There were aspects to Szajkowski’s candidacy then that would have made it difficult not to employ him. His references were positively glowing; his CV proved accurate to a fault. There was no trace of delinquency in his past nor half a hint of what he would ultimately prove capable of doing. Any school in our position would have acted as we did, Inspector, and anyone who tells you otherwise is either a fool or an outright liar.
But you asked me what was different about him. You asked me why I had my doubts.
His handshake then, and his demeanour. His attempt at humour, though this he did not repeat. He did not seem nervous, which I am not used to, because I am aware that I make people nervous. He was aloof, rather, and somewhat arrogant. He was in many ways exactly as I hoped he would not be.

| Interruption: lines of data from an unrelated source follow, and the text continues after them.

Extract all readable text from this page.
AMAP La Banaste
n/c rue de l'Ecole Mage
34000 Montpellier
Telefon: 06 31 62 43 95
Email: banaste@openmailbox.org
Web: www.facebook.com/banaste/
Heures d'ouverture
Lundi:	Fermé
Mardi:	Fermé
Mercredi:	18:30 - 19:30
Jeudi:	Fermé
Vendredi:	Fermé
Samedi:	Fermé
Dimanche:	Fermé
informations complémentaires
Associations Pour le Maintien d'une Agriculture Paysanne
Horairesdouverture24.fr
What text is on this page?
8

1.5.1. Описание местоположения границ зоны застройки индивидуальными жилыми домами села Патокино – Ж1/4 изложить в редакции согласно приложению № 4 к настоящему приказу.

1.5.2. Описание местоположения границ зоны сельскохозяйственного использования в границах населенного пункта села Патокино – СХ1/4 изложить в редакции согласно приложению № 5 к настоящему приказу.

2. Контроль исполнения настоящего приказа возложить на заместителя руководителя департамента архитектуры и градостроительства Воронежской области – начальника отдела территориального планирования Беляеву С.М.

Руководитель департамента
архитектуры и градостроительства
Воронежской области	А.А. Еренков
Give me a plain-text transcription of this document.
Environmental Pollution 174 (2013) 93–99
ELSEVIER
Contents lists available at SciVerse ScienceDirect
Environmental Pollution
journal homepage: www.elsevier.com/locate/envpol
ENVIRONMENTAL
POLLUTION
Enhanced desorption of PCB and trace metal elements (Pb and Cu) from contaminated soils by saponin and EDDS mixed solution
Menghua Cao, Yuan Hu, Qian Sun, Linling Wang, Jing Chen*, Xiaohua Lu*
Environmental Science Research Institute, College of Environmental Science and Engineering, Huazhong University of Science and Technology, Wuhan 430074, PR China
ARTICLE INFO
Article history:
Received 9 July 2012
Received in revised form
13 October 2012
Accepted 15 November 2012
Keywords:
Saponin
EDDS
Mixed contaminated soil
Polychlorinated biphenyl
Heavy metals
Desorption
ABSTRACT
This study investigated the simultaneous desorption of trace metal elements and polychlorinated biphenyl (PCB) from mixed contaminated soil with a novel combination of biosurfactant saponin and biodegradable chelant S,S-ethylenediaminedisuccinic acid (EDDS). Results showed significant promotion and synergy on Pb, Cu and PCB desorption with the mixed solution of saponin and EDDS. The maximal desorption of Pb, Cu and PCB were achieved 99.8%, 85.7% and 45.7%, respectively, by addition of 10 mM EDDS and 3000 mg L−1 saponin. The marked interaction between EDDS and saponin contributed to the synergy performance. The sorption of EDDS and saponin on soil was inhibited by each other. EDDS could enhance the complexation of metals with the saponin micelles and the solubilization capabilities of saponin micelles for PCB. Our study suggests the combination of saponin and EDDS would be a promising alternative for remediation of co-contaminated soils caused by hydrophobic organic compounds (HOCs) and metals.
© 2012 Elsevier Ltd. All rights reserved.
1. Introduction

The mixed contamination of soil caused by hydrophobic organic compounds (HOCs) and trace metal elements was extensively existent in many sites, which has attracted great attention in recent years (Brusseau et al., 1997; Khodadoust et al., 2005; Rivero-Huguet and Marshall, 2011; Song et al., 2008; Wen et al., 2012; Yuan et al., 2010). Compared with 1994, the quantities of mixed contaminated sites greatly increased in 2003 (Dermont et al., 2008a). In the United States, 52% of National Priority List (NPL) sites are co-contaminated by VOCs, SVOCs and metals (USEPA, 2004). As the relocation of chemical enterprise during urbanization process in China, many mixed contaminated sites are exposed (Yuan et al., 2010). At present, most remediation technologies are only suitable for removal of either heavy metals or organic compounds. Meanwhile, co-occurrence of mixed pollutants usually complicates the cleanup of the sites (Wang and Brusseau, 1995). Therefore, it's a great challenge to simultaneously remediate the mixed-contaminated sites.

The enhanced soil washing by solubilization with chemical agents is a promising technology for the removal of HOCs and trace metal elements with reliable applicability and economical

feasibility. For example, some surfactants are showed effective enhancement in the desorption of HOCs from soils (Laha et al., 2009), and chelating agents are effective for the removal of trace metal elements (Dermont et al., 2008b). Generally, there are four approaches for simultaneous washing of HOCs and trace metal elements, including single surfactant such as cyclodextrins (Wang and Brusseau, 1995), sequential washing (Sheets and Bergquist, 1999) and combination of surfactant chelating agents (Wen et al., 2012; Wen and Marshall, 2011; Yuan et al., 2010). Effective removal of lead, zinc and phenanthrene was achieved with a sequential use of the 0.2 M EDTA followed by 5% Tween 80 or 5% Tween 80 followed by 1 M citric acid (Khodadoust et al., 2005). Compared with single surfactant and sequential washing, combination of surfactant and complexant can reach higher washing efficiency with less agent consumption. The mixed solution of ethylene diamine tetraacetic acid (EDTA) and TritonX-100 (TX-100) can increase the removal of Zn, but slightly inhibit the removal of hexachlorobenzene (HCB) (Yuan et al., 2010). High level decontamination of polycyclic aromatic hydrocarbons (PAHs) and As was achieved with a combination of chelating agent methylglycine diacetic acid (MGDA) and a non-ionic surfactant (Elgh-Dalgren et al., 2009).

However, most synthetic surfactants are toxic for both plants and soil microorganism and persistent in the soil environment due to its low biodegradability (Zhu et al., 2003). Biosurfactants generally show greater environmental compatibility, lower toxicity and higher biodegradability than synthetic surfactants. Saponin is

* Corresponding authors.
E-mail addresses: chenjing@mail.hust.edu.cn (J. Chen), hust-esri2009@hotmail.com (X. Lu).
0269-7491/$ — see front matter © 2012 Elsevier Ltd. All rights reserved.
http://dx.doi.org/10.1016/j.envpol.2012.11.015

All very subjective, I realise. All very ambiguous. But as I say, Inspector, I am talking about instinct more than anything else. Nothing particularly tangible for you to go on and nothing that I could have used to justify a decision not to hire him. But that’s the problem with gut feelings, isn’t it? They can be powerful, overwhelming even, and yet without any foundation. They are illogical, unscientific and imprecise. And yet they are so often correct.
Such a waste. Such a waste of young lives. Sarah Kingsley, we had high hopes for her. Felix had his problems and Donovan was no end of trouble. Maddeningly bright but no end of trouble. But Sarah. Sarah might have gone to Oxford, Inspector. She was just the calibre of pupil we have been looking to bring to this school. She was precisely the calibre.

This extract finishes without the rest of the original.